I Stopped Using Map Apps for a Month
As part of an ongoing effort to slow myself down, to “stop and smell the roses” more often, I quit using map apps on my phone for one month. I learned a few things along the way.
The most surprising was that I felt less rushed. I can’t quite explain it, but somehow I felt less rushed.
I think it has to do with the cost of using these devices and apps that have become our world. They cost us our attention. We must give it to them in order to extract any value from them. And when our attention is directed at a tool, or directed at our destination but filtered through a tool, we feel some level of stress. Maybe it’s just the stress of having one more thing to do as we’re heading out the door.
When I didn’t use the map app, I didn’t just avoid one step. I avoided several steps. I kept my attention directed at my destination instead of being pulled in multiple directions.
Instead of picking up my phone to open the app, getting distracted by some other notification or app, finally opening the map app, entering my destination, getting distracted by another notification, checking my estimated arrival time, and then deciding exactly when I needed to leave in order to arrive exactly five minutes early, I just left as early as I could so that I would not be late.
Yes, I ended up losing a few minutes a few times per week by arriving at places early. Yes, I ended up getting lost and arriving a few minutes late at times. But I had no choice other than to accept those things, and having no choice in a prison of choices is like that first breath of fresh air when the prison doors are opened and you are set free.
I left my place, got in my car, drove to my destination, and walked in without being distracted by anything on my phone. It seems that the attention, peace, and perhaps even the freedom, I had given up in exchange for easy navigation was of far greater value.
Another surprising discovery was that, after a year of living in Pittsburgh, I know the city far better than I thought. Maybe that is how these apps hold our attention. They provide us with value so we keep using them, and then we forget we can live without them. It turns out, I was able to find my way to almost any place in the city without using a map app.

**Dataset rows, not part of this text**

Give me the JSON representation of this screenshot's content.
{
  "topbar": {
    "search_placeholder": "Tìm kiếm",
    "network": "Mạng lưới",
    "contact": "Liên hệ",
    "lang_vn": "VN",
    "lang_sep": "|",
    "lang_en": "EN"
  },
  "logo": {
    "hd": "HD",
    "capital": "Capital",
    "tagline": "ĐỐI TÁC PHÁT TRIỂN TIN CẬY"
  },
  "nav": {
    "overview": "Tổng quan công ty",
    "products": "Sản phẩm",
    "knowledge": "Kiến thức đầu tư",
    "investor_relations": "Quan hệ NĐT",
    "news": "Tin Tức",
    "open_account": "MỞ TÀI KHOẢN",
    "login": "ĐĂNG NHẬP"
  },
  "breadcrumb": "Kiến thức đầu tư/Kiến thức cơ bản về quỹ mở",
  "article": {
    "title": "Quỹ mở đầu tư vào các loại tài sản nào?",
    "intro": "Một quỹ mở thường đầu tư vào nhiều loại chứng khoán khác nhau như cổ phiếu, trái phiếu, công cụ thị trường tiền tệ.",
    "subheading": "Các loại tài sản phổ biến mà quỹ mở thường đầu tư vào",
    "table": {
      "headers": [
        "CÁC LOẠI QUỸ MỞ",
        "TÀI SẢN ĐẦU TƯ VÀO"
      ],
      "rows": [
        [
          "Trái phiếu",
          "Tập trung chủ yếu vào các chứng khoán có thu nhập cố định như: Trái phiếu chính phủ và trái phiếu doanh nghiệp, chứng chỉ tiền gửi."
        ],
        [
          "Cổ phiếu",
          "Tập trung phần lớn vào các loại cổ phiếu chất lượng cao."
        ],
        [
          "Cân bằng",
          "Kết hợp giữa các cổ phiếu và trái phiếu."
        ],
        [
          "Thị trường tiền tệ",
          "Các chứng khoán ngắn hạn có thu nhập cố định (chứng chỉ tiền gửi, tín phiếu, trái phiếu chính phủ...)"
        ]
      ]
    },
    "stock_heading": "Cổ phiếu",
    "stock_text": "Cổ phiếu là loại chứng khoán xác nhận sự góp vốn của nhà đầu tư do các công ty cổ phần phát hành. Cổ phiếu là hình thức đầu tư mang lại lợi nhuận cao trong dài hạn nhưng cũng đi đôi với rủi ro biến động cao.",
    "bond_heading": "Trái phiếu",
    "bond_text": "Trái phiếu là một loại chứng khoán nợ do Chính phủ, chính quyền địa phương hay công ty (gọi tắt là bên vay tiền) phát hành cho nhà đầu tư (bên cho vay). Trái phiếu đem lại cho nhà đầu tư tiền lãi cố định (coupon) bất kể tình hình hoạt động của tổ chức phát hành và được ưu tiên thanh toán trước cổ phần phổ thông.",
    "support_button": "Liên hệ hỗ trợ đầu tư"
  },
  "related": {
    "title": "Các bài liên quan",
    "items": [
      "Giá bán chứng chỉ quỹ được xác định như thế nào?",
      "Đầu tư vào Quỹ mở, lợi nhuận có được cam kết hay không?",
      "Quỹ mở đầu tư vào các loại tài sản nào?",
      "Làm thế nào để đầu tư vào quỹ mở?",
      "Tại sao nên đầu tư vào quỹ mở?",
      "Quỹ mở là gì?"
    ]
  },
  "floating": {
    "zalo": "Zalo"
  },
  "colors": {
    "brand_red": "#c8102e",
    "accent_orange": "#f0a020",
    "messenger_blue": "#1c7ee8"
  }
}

I also learned some practical things that might be helpful for anyone who would like to try the experiment, and I highly recommend trying it.
- Watch for one-way streets. A few times, I used my computer to look up directions to a destination, and then wrote the directions down in a notebook. However, on my way back home, I realized that one of the streets I came from was a one-way street, so I couldn’t go back the same way I came. Instead, I had to find another way which is not always easy in a city like Pittsburgh where the streets are not laid out in nice blocks or squares.
- If you do get lost, the trick is to remember landmarks and keep circling until you get back on track. When you see a landmark, you will know whether or not you already surveyed that area for the street you are looking for; “there’s that church, so I already tried that street and it wasn’t the right way. Next, I’ll try this other street.”
- Pay attention to the name of the street you are on. It was not as hard to remember directions as I thought it would be, but as a consequence of nobody needing to know street names anymore, many intersections do not have street signs. It helps to get in the habit of spotting them when they are there at one intersection because you may not get them at the next.
Right at end of the challenge, I was on my way to church. As though God wanted to remind me of the blessings that he can bestow on us through our tools, I ran into a situation in which several roads were closed for a 5k race.
I passed by one closed street, thinking, “I’ll just take the next one over,” only to find that it was closed to, and so was the next one. After some hesitation, I realized I would be late for Mass, where I was scheduled to sing in the choir, if I just tried to find my way instead of using the map app on my phone.
I gave in. I used the map app. I arrived at Mass just in time. The benefit of using the app was worth the cost that time.
Attention is in high demand. Whether app creators are intentionally vying for that attention or not, they captivate us. Quite often, they hold us captive. Typically, they want to. It’s how they make money.
If the cost of using an app is the loss of freedom or the diminishment of morality - both of which occur readily once our attention is held captive - then the cost outweighs the benefits. If we are careful about how and when we use our devices, about the attention we give them, then perhaps we can maintain our freedom and morality and still have the benefits they provide.
The important thing is that we remain watchful and intentional so that we continue to own our tools rather than allowing our tools, or their inventors, to own us.